La espera fue larga. Todo estaba listo en cubierta; tobos con cientos de metros de cordel, los anzuelos preparados, la carnada viva ya señalada, y el cebo en las piscinas. De vez en cuando el capitán Lolo, decía de echar cebo, pescado pequeño vivo. Las caballas más grandes, se reservan para  la pesca del Atún.

Con un grito algo tímido pero segurísimo de nuestro capitán, pone a todos a correr en cubierta como una danza planificada.
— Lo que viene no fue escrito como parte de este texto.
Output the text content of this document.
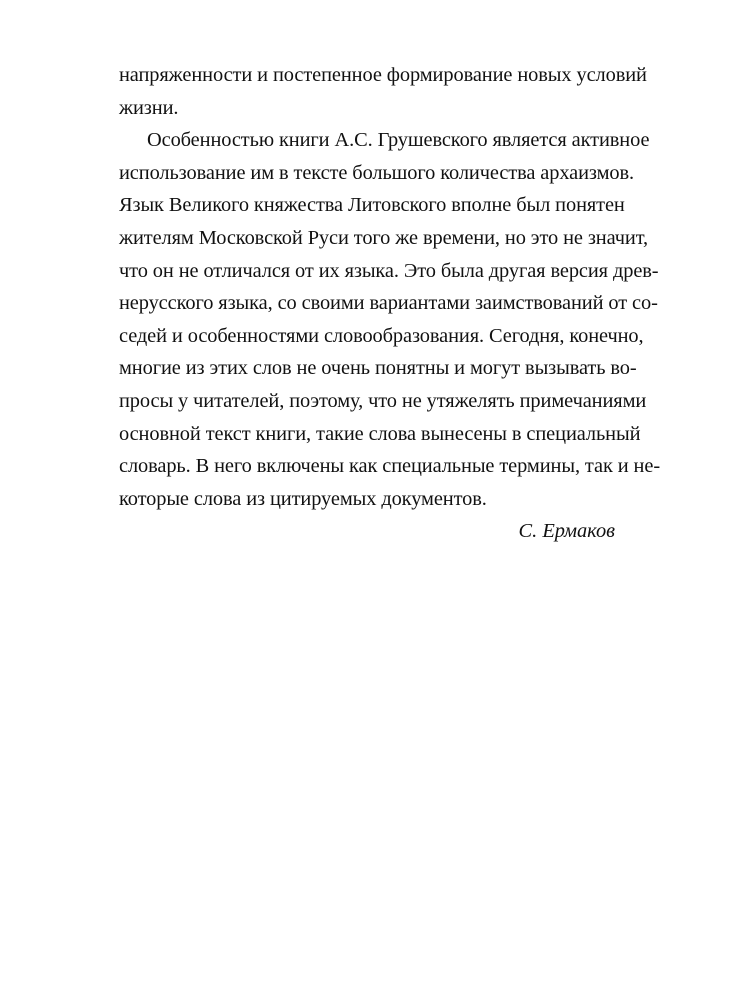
напряженности и постепенное формирование новых условий
жизни.
Особенностью книги А.С. Грушевского является активное
использование им в тексте большого количества архаизмов.
Язык Великого княжества Литовского вполне был понятен
жителям Московской Руси того же времени, но это не значит,
что он не отличался от их языка. Это была другая версия древ-
нерусского языка, со своими вариантами заимствований от со-
седей и особенностями словообразования. Сегодня, конечно,
многие из этих слов не очень понятны и могут вызывать во-
просы у читателей, поэтому, что не утяжелять примечаниями
основной текст книги, такие слова вынесены в специальный
словарь. В него включены как специальные термины, так и не-
которые слова из цитируемых документов.
С. Ермаков
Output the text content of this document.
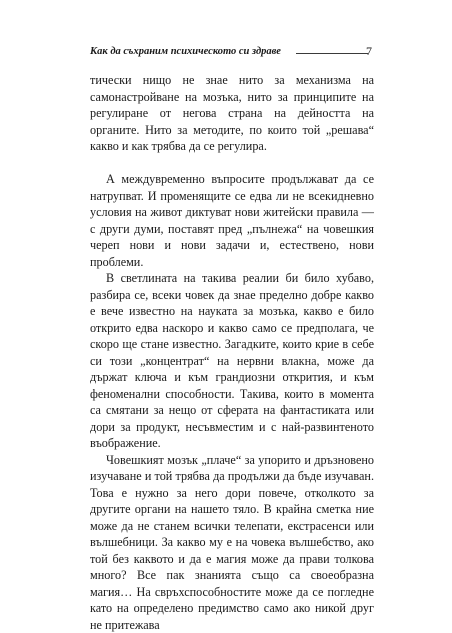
Как да съхраним психическото си здраве	7

тически нищо не знае нито за механизма на самонастройване на мозъка, нито за принципите на регулиране от негова страна на дейността на органите. Нито за методите, по които той „решава“ какво и как трябва да се регулира.

А междувременно въпросите продължават да се натрупват. И променящите се едва ли не всекидневно условия на живот диктуват нови житейски правила — с други думи, поставят пред „пълнежа“ на човешкия череп нови и нови задачи и, естествено, нови проблеми.

В светлината на такива реалии би било хубаво, разбира се, всеки човек да знае пределно добре какво е вече известно на науката за мозъка, какво е било открито едва наскоро и какво само се предполага, че скоро ще стане известно. Загадките, които крие в себе си този „концентрат“ на нервни влакна, може да държат ключа и към грандиозни открития, и към феноменални способности. Такива, които в момента са смятани за нещо от сферата на фантастиката или дори за продукт, несъвместим и с най-развинтеното въображение.

Човешкият мозък „плаче“ за упорито и дръзновено изучаване и той трябва да продължи да бъде изучаван. Това е нужно за него дори повече, отколкото за другите органи на нашето тяло. В крайна сметка ние може да не станем всички телепати, екстрасенси или вълшебници. За какво му е на човека вълшебство, ако той без каквото и да е магия може да прави толкова много? Все пак знанията също са своеобразна магия… На свръхспособностите може да се погледне като на определено предимство само ако никой друг не притежава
Hay atún y con él llegó el momento más emocionante.

Hasta Lolo, el capitán sale a ayudar. Sueltan cordel para aburrir. Callan, hasta que lo tienen, y apenas hablan para decir, “aquí viene”. Emociona ver, ya a pocos metros de la superficie, un pez de aproximadamente 100 kilos, a punto de ser cogido cuidadosamente por dos hombres, mientras que un tercero espera con el bichero ya levantado, en posición para  enganchar por la cara. Estos bicheros me llamaron mucho la atención. Los hacen ellos mismos con caña brava.

La jornada de pesca fue bien. Estábamos asustados, porque claro, todos teníamos en mente que si no pescábamos ese día, es que les habíamos traído mala suerte. Y esto nos podía marcar a futuro. Pero todo salió muy bien.

Las 5 horas previas a la aparición de los primeros atunes, dieron para mucho y mucho hablar. Lamentablemente la pesca artesanal en este país, sufre un proceso de presión y desmantelamiento a través de las burocracias y diferentes obstáculos, con mucho coste económico que les imponen cada poco, desde administraciones locales, regionales, centrales. La pesca artesanal, es el método de pesca más sostenible que existe. Es selectiva, a mano, no es intensiva o de arrastre. Dificultar su actividad es destinar a la desaparición a una de las actividades más antiguas del hombre y favorecer en cambio otros formatos a gran escala y altamente perjudiciales para nuestros mares. Es tarea de todos preguntarnos de dónde viene el pescado que comemos, qué métodos se emplean en su captura, y procurar siempre consumir producto fresco local, obtenido gracias al trabajo de estos pescadores, sólo con anzuelo y cordel.